Key words: amebiasis, extraintestinal amebiasis, invasive amebiasis, splenetic amebiasis, amebic splenetic abscess.


 

INTRODUCCIÓN

La amebiasis invasiva o amebiasis extraintestinal es una grave complicación de la amebiasis intestinal, infección parasitaria causada por un protozoo llamado Entamoeba histolytica, también conocida como disentería amebiana. Clínicamente, la enfermedad cursa desde la forma diarreica ligera a la forma fulminante, con toma de órganos.1

La amebiasis es una enfermedad prevalente en regiones tropicales, endémica en la India, África del Sur y del oeste, Lejano Oriente, Sur y Centro América. Se estima que alrededor del 10 % de la población mundial está infectada crónicamente por este parásito.2 Los casos esporádicos que aparecen en otras latitudes corresponden generalmente a inmigrantes provenientes de estas zonas geográficas. La infección es más frecuente en hombres, con una relación 3:1, sobre todo, en la forma invasiva.3 Es considerada como la segunda o tercera causa de muerte entre las enfermedades parasitarias, solamente superada por la malaria y la schistosomiasis.1-3

La Entamoeba histolytica es un parásito que solo habita en el hombre, y tiene un ciclo de transmisión fecal-oral. El 90 % de los pacientes infectados son portadores asintomáticos de las formas quísticas del parásito, que diseminan los quistes a través de las heces fecales. A partir de los quistes se desarrollan trofozoítos que invaden la mucosa del colon, y son capaces de segregar enzimas autolíticas y de vivir en el tejido necrótico de los abscesos a que dan lugar.

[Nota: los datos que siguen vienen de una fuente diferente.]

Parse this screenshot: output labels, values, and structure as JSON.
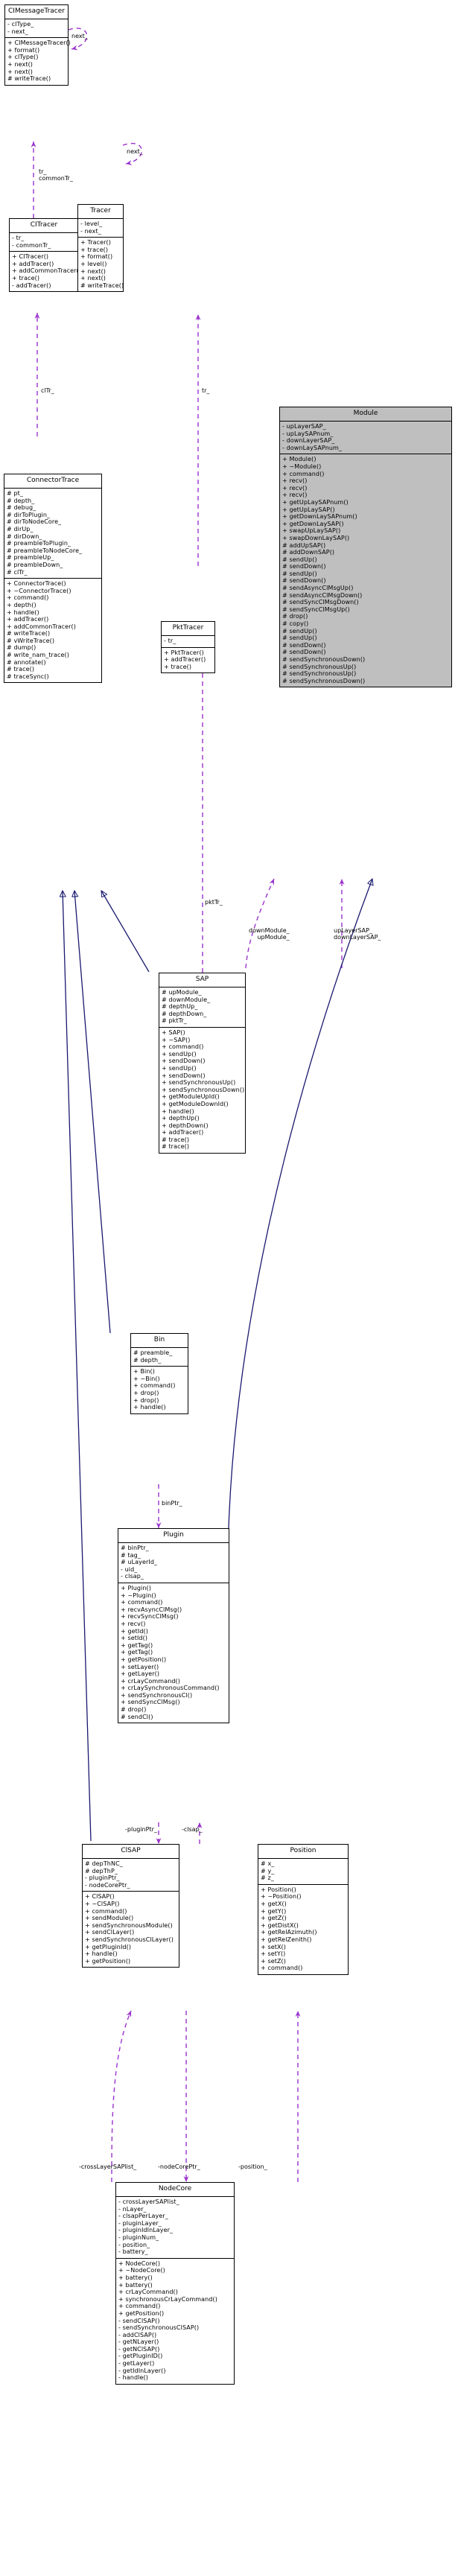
{
  "diagram": {
    "kind": "uml-collaboration-diagram",
    "colors": {
      "inherit_edge": "#191970",
      "usage_edge": "#9a32cd",
      "highlight_fill": "#bfbfbf",
      "box_fill": "#ffffff",
      "border": "#000000"
    }
  },
  "classes": {
    "cimessagetracer": {
      "name": "CIMessageTracer",
      "attrs": [
        "- clType_",
        "- next_"
      ],
      "ops": [
        "+ CIMessageTracer()",
        "+ format()",
        "+ clType()",
        "+ next()",
        "+ next()",
        "# writeTrace()"
      ]
    },
    "citracer": {
      "name": "CITracer",
      "attrs": [
        "- tr_",
        "- commonTr_"
      ],
      "ops": [
        "+ CITracer()",
        "+ addTracer()",
        "+ addCommonTracer()",
        "+ trace()",
        "- addTracer()"
      ]
    },
    "tracer": {
      "name": "Tracer",
      "attrs": [
        "- level_",
        "- next_"
      ],
      "ops": [
        "+ Tracer()",
        "+ trace()",
        "+ format()",
        "+ level()",
        "+ next()",
        "+ next()",
        "# writeTrace()"
      ]
    },
    "module": {
      "name": "Module",
      "attrs": [
        "- upLayerSAP_",
        "- upLaySAPnum_",
        "- downLayerSAP_",
        "- downLaySAPnum_"
      ],
      "ops": [
        "+ Module()",
        "+ ~Module()",
        "+ command()",
        "+ recv()",
        "+ recv()",
        "+ recv()",
        "+ getUpLaySAPnum()",
        "+ getUpLaySAP()",
        "+ getDownLaySAPnum()",
        "+ getDownLaySAP()",
        "+ swapUpLaySAP()",
        "+ swapDownLaySAP()",
        "# addUpSAP()",
        "# addDownSAP()",
        "# sendUp()",
        "# sendDown()",
        "# sendUp()",
        "# sendDown()",
        "# sendAsyncClMsgUp()",
        "# sendAsyncClMsgDown()",
        "# sendSyncClMsgDown()",
        "# sendSyncClMsgUp()",
        "# drop()",
        "# copy()",
        "# sendUp()",
        "# sendUp()",
        "# sendDown()",
        "# sendDown()",
        "# sendSynchronousDown()",
        "# sendSynchronousUp()",
        "# sendSynchronousUp()",
        "# sendSynchronousDown()"
      ]
    },
    "connectortrace": {
      "name": "ConnectorTrace",
      "attrs": [
        "# pt_",
        "# depth_",
        "# debug_",
        "# dirToPlugin_",
        "# dirToNodeCore_",
        "# dirUp_",
        "# dirDown_",
        "# preambleToPlugin_",
        "# preambleToNodeCore_",
        "# preambleUp_",
        "# preambleDown_",
        "# clTr_"
      ],
      "ops": [
        "+ ConnectorTrace()",
        "+ ~ConnectorTrace()",
        "+ command()",
        "+ depth()",
        "+ handle()",
        "+ addTracer()",
        "+ addCommonTracer()",
        "# writeTrace()",
        "# vWriteTrace()",
        "# dump()",
        "# write_nam_trace()",
        "# annotate()",
        "# trace()",
        "# traceSync()"
      ]
    },
    "pkttracer": {
      "name": "PktTracer",
      "attrs": [
        "- tr_"
      ],
      "ops": [
        "+ PktTracer()",
        "+ addTracer()",
        "+ trace()"
      ]
    },
    "sap": {
      "name": "SAP",
      "attrs": [
        "# upModule_",
        "# downModule_",
        "# depthUp_",
        "# depthDown_",
        "# pktTr_"
      ],
      "ops": [
        "+ SAP()",
        "+ ~SAP()",
        "+ command()",
        "+ sendUp()",
        "+ sendDown()",
        "+ sendUp()",
        "+ sendDown()",
        "+ sendSynchronousUp()",
        "+ sendSynchronousDown()",
        "+ getModuleUpId()",
        "+ getModuleDownId()",
        "+ handle()",
        "+ depthUp()",
        "+ depthDown()",
        "+ addTracer()",
        "# trace()",
        "# trace()"
      ]
    },
    "bin": {
      "name": "Bin",
      "attrs": [
        "# preamble_",
        "# depth_"
      ],
      "ops": [
        "+ Bin()",
        "+ ~Bin()",
        "+ command()",
        "+ drop()",
        "+ drop()",
        "+ handle()"
      ]
    },
    "plugin": {
      "name": "Plugin",
      "attrs": [
        "# binPtr_",
        "# tag_",
        "# uLayerId_",
        "- uid_",
        "- clsap_"
      ],
      "ops": [
        "+ Plugin()",
        "+ ~Plugin()",
        "+ command()",
        "+ recvAsyncClMsg()",
        "+ recvSyncClMsg()",
        "+ recv()",
        "+ getId()",
        "+ setId()",
        "+ getTag()",
        "+ getTag()",
        "+ getPosition()",
        "+ setLayer()",
        "+ getLayer()",
        "+ crLayCommand()",
        "+ crLaySynchronousCommand()",
        "+ sendSynchronousCl()",
        "+ sendSyncClMsg()",
        "# drop()",
        "# sendCl()"
      ]
    },
    "clsap": {
      "name": "ClSAP",
      "attrs": [
        "# depThNC_",
        "# depThP_",
        "- pluginPtr_",
        "- nodeCorePtr_"
      ],
      "ops": [
        "+ ClSAP()",
        "+ ~ClSAP()",
        "+ command()",
        "+ sendModule()",
        "+ sendSynchronousModule()",
        "+ sendClLayer()",
        "+ sendSynchronousClLayer()",
        "+ getPluginId()",
        "+ handle()",
        "+ getPosition()"
      ]
    },
    "position": {
      "name": "Position",
      "attrs": [
        "# x_",
        "# y_",
        "# z_"
      ],
      "ops": [
        "+ Position()",
        "+ ~Position()",
        "+ getX()",
        "+ getY()",
        "+ getZ()",
        "+ getDistX()",
        "+ getRelAzimuth()",
        "+ getRelZenith()",
        "+ setX()",
        "+ setY()",
        "+ setZ()",
        "+ command()"
      ]
    },
    "nodecore": {
      "name": "NodeCore",
      "attrs": [
        "- crossLayerSAPlist_",
        "- nLayer_",
        "- clsapPerLayer_",
        "- pluginLayer_",
        "- pluginIdInLayer_",
        "- pluginNum_",
        "- position_",
        "- battery_"
      ],
      "ops": [
        "+ NodeCore()",
        "+ ~NodeCore()",
        "+ battery()",
        "+ battery()",
        "+ crLayCommand()",
        "+ synchronousCrLayCommand()",
        "+ command()",
        "+ getPosition()",
        "- sendClSAP()",
        "- sendSynchronousClSAP()",
        "- addClSAP()",
        "- getNLayer()",
        "- getNClSAP()",
        "- getPluginID()",
        "- getLayer()",
        "- getIdInLayer()",
        "- handle()"
      ]
    }
  },
  "edge_labels": {
    "next_top": "next_",
    "tr_commontr": "tr_\ncommonTr_",
    "cltr": "clTr_",
    "tr_right": "tr_",
    "next_tracer": "next_",
    "pkttr": "pktTr_",
    "downmodule_upmodule": "downModule_\nupModule_",
    "uplayersap_downlayersap": "upLayerSAP_\ndownLayerSAP_",
    "binptr": "binPtr_",
    "pluginptr": "-pluginPtr_",
    "clsap": "-clsap_",
    "crosslayersaplist": "-crossLayerSAPlist_",
    "nodecoreptr": "-nodeCorePtr_",
    "position": "-position_"
  }
}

El período de incubación varía entre 1-14 sem, y tras la infección ocurre un período corto de inmunidad, tras el cual puede ocurrir la reinfección.

Se han descrito factores de riesgo asociados a la infección, tales como, vivir en zonas de endemia, así como la higiene deficiente en cuanto a disposición de excretas y manipulación de alimentos y del agua. Otros factores son la actividad sexual entre hombres, que en los pacientes seropositivos constituye un riesgo aumentado para amebiasis invasiva.4,5

Desde el punto de vista clínico la forma de presentación más frecuente de la amebiasis es la colitis amebiana aguda, que se caracteriza por la existencia de diarrea escasa a moderada, que en aproximadamente el 40 % de los casos es sanguinolenta, mucosa, y con pus en los casos más graves. Este cuadro se acompaña de dolor abdominal a tipo cólico y fiebre en menos del 40 % de los casos. Otros síntomas pueden ser escalofríos, pérdida de peso, postración, náuseas, cefalea, tenesmo. El íctero es infrecuente.6 La forma crónica cursa con diarrea intermitente que alterna con constipación en ocasiones.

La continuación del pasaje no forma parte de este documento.